The most used, non-JavaScript FOSS packages among those reported in the private usage data contributed by SCA partners.

The non-JavaScript FOSS packages Top 10

1: com.fasterxml.jackson.core:jackson-core
A core part of Jackson that defines Streaming API as well as basic shared abstractions.

2: com.fasterxml.jackson.core:jackson-databind
A general data-binding package for Jackson (2.x): works on streaming API (core) implementation(s).

Google core libraries for Java.

4: commons-codec
Apache Commons Codec (TM) software that provides implementations of common encoders and decoders such as Base64, Hex, Phonetic and URLs.

5: commons-io
Commons IO is a library of utilities to assist with developing IO functionality

6: httpcomponents-client
The Apache HttpComponents project is responsible for creating and maintaining a toolset of low level Java components focused on HTTP and associated protocols.

7: httpcomponents-core

8: logback-core
A generic logging framework for Java.

9: org.apache.commons:commons-lang3
A package of Java utility classes for the classes that are in java.lang’s hierarchy, or are considered to be so standard as to justify existence in java.lang

10: slf4j:slf4j
A simple logging facade for Java.

“FOSS was long seen as the domain of hobbyists and tinkerers.
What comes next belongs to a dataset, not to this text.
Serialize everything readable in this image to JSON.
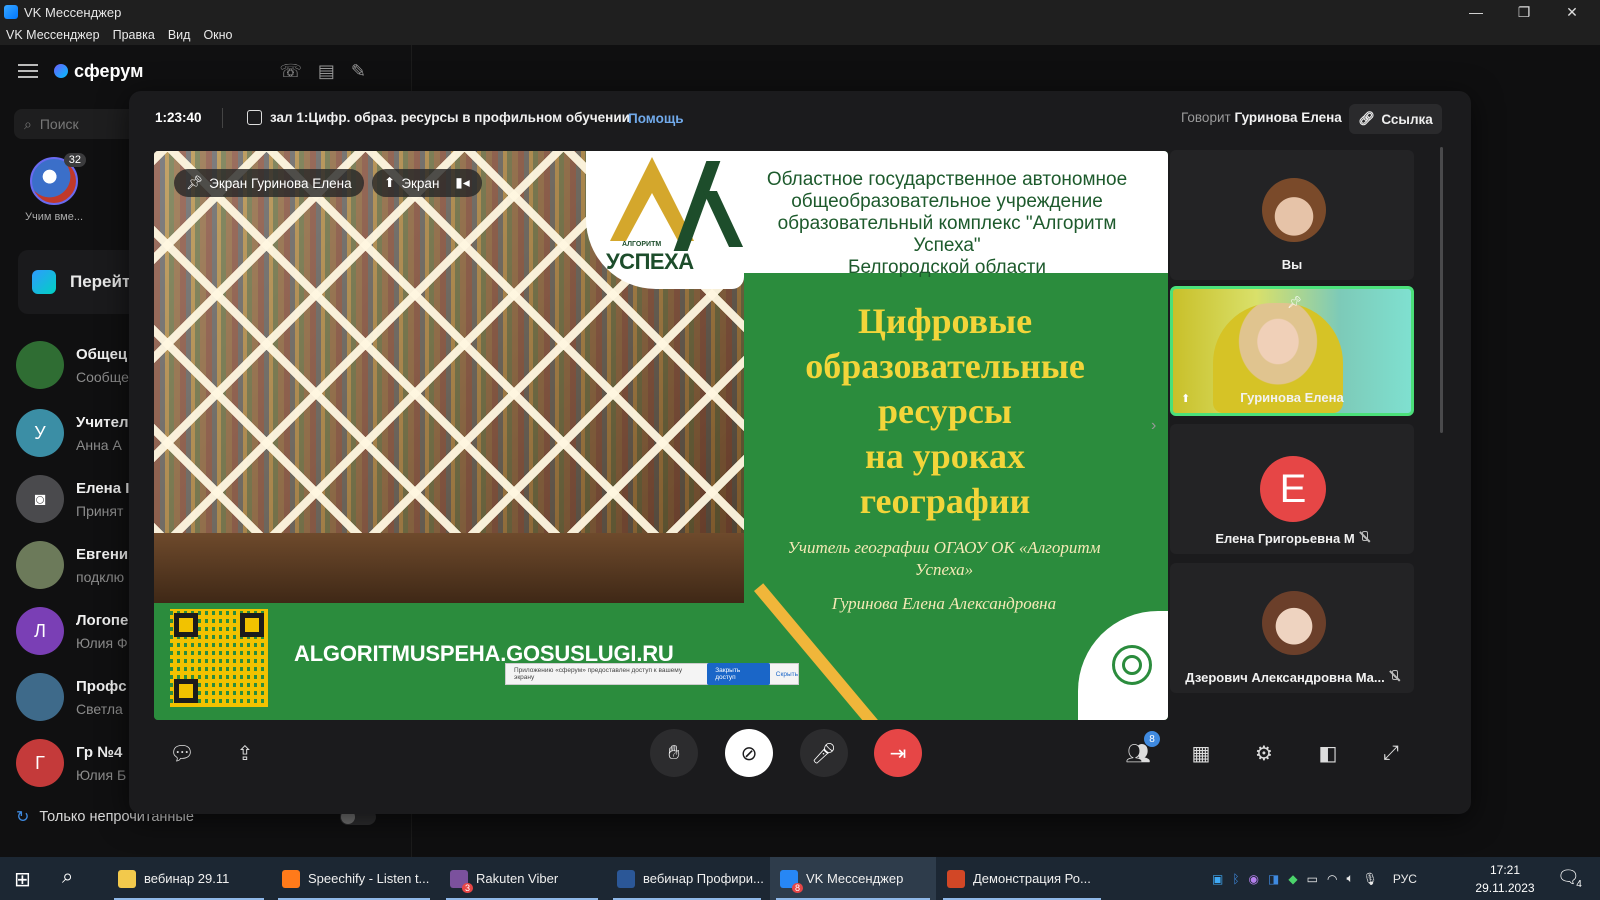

However, it has now become an integral component of the modern economy and is a fundamental building block of everyday technologies like smart phones, cars, the Internet of Things, and numerous pieces of critical infrastructure,” said Frank Nagle, a professor at Harvard Business School and co-director of the Census II project. “Understanding which components are most widely used and most vulnerable will allow us to help ensure the continued health of the ecosystem and the digital economy.

The full Linux Foundation report can be read here [pdf].

* A unit of software that can be installed and managed by a package manager — in turn, defined as “software that automates the process of installing/managing packages.”